そう言ってまた頭を下げる従順な執事に、もう一度礼を言ってから、ふと思い立った。

「西坂、この時間でも買い物の出来るところはあるのかな」

「お買い物ですか。何をご所望で」

「食材を」

「そうですね……ああ、確かこの近くに朝市がありましたな。覗いてみましょう」



そうして西坂とともに朝市を回り、食材を調達してマンションに戻った。

響也の家に泊まったことになっているのならば、早朝に帰るのは不自然。
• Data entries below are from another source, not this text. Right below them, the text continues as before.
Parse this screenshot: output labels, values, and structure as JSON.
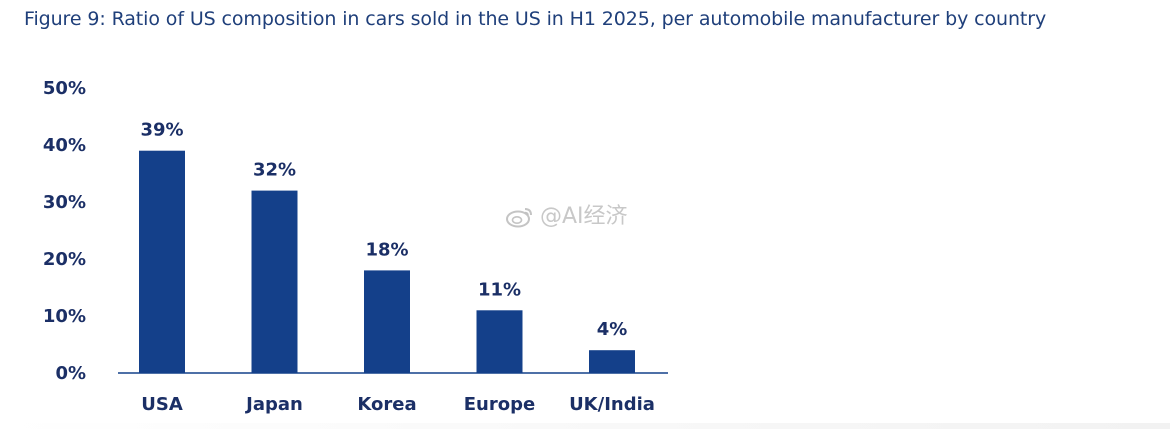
{
  "figure": {
    "title": "Figure 9: Ratio of US composition in cars sold in the US in H1 2025, per automobile manufacturer by country"
  },
  "watermark": {
    "text": "@AI经济",
    "logo_icon": "weibo-logo-icon"
  },
  "chart_data": {
    "type": "bar",
    "title": "Figure 9: Ratio of US composition in cars sold in the US in H1 2025, per automobile manufacturer by country",
    "xlabel": "",
    "ylabel": "",
    "categories": [
      "USA",
      "Japan",
      "Korea",
      "Europe",
      "UK/India"
    ],
    "values": [
      39,
      32,
      18,
      11,
      4
    ],
    "data_labels": [
      "39%",
      "32%",
      "18%",
      "11%",
      "4%"
    ],
    "ylim": [
      0,
      50
    ],
    "yticks": [
      0,
      10,
      20,
      30,
      40,
      50
    ],
    "ytick_labels": [
      "0%",
      "10%",
      "20%",
      "30%",
      "40%",
      "50%"
    ],
    "grid": false,
    "legend": "none",
    "bar_color": "#14408a",
    "text_color": "#1b2f66",
    "axis_color": "#14408a"
  }
}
午前中いっぱい料理の時間に割いても大丈夫なはずだ。



そんな経緯で、僕は今、水琴さんの部屋のキッチンに立っている。

二日酔いで具合が悪くて食べられないかもしれないので、冷凍庫に保存しておけるようなものを色々と作る。

こんなに何もない冷蔵庫では、水琴さんの体調が心配だ。

西坂からレンジで解凍してすぐに食べられるようにすれば良いだろうというアドバイスを受けたので、小分けにしてたくさん詰め込む。

鍋やフライパンなどの調理器具、色んな調味料も揃っているので、本来は料理をする人なのだと思う。

この生活の乱れはあの幸せそうな2人……無神経なポストカードを送りつけてきた人たちのせいなのかと思うと腹が立つのだけれど。

今は水琴さんに食べてもらうことだけを考えて、買ってきた食材を調理していく。